Man living in doorway of TJ Hughes in Eastbourne wins ‘golden ticket’

A man who has spent 22 years of his life on the streets said he found hope in Eastbourne and has praised the Rebourne Centre for helping him get sober.

Monday, 16th March 2020, 11:38 am

Terry Gallacher, 40, who has been in recovery since December last year, said he feels like he’s won a ‘golden ticket’ after starting his sobriety journey with the Salvation Army and securing somewhere to live in Ashford Road.

Terry said, “This is my wildest dream. I feel like I have won the golden ticket. I have come from the streets to where I am now. The journey does not end here. The journey has just begun.

“If it was not for the night shelter or Rebourne Corner I would not be alive. That is the truth. I would have been dead on the streets. It has been brilliant for me.”

Pauline and Terry outside the Rebourne Centre in Willowfield Road

Terry, who said he had a wide array of health issues including alcoholism while on the streets, realised he wanted to change his life for the better while in the doorway of TJ Hughes, where he would sit ‘all day’, in the town centre.

He said, “I had been in and out of recovery before but this time was very different. I felt myself dying. I was absolutely terrified. In that doorway I remember I was drinking with lots of people, I put my can of beer down and I said ‘I can’t do this anymore’. I had urinated myself, I was absolutely stinking. I managed to find the strength to walk to the Rebourne Centre.

“I have seen the devastation of alcoholism. It is not nice and I did not want to be another statistic.”

The Scotsman, who has been homeless since leaving care at the age of 18, said he went down to see Pauline Peagam-Phillips at the Salvation Army just before Christmas and has been sober ever since.

He said, “Pauline said ‘first things first we need to throw you in the shower and get you clean clothes’. Afterwards she said she could get me in the night shelter. I said that would really help.”

Terry highlighted the community spirit and kindness from strangers in Eastbourne, which drew him back to the town last year after a brief period in London. He also said it was the night shelter’s strict no-drinking policy that helped motivate him to get sober.

He said, “I was so lonely in London. The people in Eastbourne used to come to me in the doorway and get me food, give me coats, blankets and Scope charity shop helped a lot. I had hope here in Eastbourne.

“I knew I really wanted to make a go of my recovery. These services that are here bend over backwards for you. They just want the best for you.

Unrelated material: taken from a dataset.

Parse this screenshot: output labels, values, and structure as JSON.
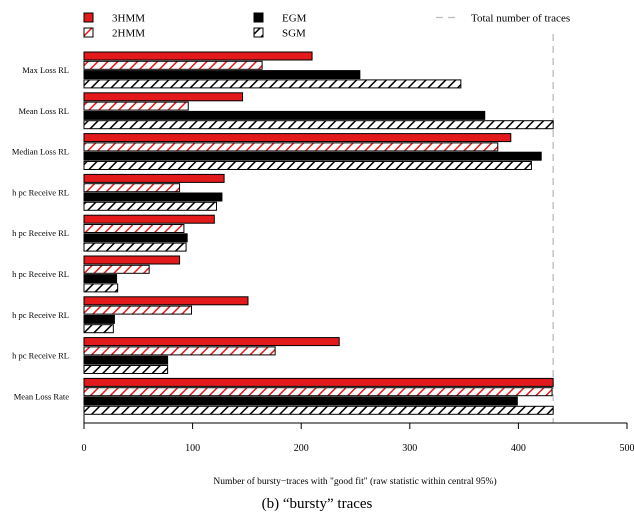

They want to help you get a better life for yourself.”

Terry said he had a message for anyone who wants to make a change in their life or is in the same situation as he was. He said, “If I can do it there’s hope for you. It is possible to turn your life around. It is never too late. I truly believe that.

“Don’t give up, and hold on to hope. When I was in that doorway I didn’t think it was possible. There was a part of me that thought I would be found dead in that doorway. I think I made the right decision.”

Pauline from the Salvation Army said, “We pray that Terry will continue down this road and that this time will be the one. It’s always great to have success stories because, although the work keeps going, we see people slip all the time and they start again.

“Recovery happens at some point for the majority of people and we just have to be there until that happens, and when it does we are here to support them.”